Three years later, according to court records, Sandy and Casey Parsons took Erica, then 6 years old, to live with another family member. That family member told investigators "they took custody of Erica for about 8 months after Casey Parsons called them and said she could not stand to look at Erica."
In addition, according to court documents, "after about 8 months Casey Stone Parsons resumed custody of Erica and said that she was afraid that the Department of Social Services would find out that she did not have her and she was still getting money for her." At that time Erica returned to the home of Sandy and Casey Parsons.
As the current investigation continued, on August 12, 2013, the SBI learned from BB&T on Jake Alexander Boulevard in Salisbury that Casey and Sandy Parsons had accounts at the bank that included recent activity.
The FBI also found records through the PayPal accounts of Sandy and Casey Parsons that they had financial accounts with SunTrust Bank on W. Innes Street, Salisbury, Wells Fargo on S. Main Street in Salisbury, and Bank of America on W. Innes Street, Salisbury.

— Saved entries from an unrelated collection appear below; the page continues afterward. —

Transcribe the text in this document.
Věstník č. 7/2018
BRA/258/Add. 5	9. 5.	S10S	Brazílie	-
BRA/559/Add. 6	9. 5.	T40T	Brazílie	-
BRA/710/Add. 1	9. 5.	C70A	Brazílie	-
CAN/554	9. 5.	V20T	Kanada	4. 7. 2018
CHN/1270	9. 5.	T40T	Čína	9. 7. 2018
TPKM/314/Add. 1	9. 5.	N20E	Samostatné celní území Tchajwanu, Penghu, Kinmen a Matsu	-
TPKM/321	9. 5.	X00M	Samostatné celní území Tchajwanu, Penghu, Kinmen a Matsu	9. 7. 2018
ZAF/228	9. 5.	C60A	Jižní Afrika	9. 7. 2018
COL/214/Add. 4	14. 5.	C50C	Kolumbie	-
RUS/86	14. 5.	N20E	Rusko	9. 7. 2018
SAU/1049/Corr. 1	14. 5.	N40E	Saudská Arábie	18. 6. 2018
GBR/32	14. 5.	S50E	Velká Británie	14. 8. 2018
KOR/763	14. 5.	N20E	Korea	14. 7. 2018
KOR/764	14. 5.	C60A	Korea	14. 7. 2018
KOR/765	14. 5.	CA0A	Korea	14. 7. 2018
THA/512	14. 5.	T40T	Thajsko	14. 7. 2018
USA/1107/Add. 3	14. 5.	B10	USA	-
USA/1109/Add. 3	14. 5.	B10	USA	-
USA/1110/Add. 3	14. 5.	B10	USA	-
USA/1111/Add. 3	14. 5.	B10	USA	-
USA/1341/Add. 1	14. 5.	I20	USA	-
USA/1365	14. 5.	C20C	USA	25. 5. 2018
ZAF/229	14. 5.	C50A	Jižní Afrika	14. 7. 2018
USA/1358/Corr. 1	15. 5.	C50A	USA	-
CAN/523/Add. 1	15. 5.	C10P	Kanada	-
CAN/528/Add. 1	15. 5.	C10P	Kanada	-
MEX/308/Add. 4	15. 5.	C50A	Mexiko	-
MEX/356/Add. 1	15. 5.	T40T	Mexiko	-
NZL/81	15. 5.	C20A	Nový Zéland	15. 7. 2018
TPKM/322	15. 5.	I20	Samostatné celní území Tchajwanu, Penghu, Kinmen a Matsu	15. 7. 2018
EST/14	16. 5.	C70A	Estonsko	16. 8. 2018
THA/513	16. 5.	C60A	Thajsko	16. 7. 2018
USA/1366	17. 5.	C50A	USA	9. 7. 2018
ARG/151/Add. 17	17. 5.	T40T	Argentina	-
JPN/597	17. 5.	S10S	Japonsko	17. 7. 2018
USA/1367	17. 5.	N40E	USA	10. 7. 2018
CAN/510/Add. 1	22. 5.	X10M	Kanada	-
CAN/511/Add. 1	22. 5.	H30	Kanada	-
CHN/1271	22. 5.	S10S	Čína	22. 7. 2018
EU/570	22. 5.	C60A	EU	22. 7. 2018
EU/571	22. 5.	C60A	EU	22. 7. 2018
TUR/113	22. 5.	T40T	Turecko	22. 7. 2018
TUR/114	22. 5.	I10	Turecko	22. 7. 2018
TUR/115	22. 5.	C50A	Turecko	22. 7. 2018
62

The SBI believes that "the continued desire to utilize the funds, proceeds, or financial assistance intended for the care and benefit of Erica Lynn Parsons resulted in the delay or outright denial to report Erica Lynn Parsons missing in a timely or reasonable time frame."
The SBI concluded in October 2013 that "this institutes probable cause to believe a crime, obtaining property by false pretenses, has occurred."
Financial records were seized during a search of the Parsons Rowan County home back in August 2013.
A list of seized inventory includes a Wells Fargo deposit slip, a Wells Fargo check and withdrawal slip for Shirley B. Parsons, the daughter of Casey Parsons, and several other items that could have dealt with financial records.
All of the financial records and documents seized from the house, a storage shed, and the various banks were processed by the FBI.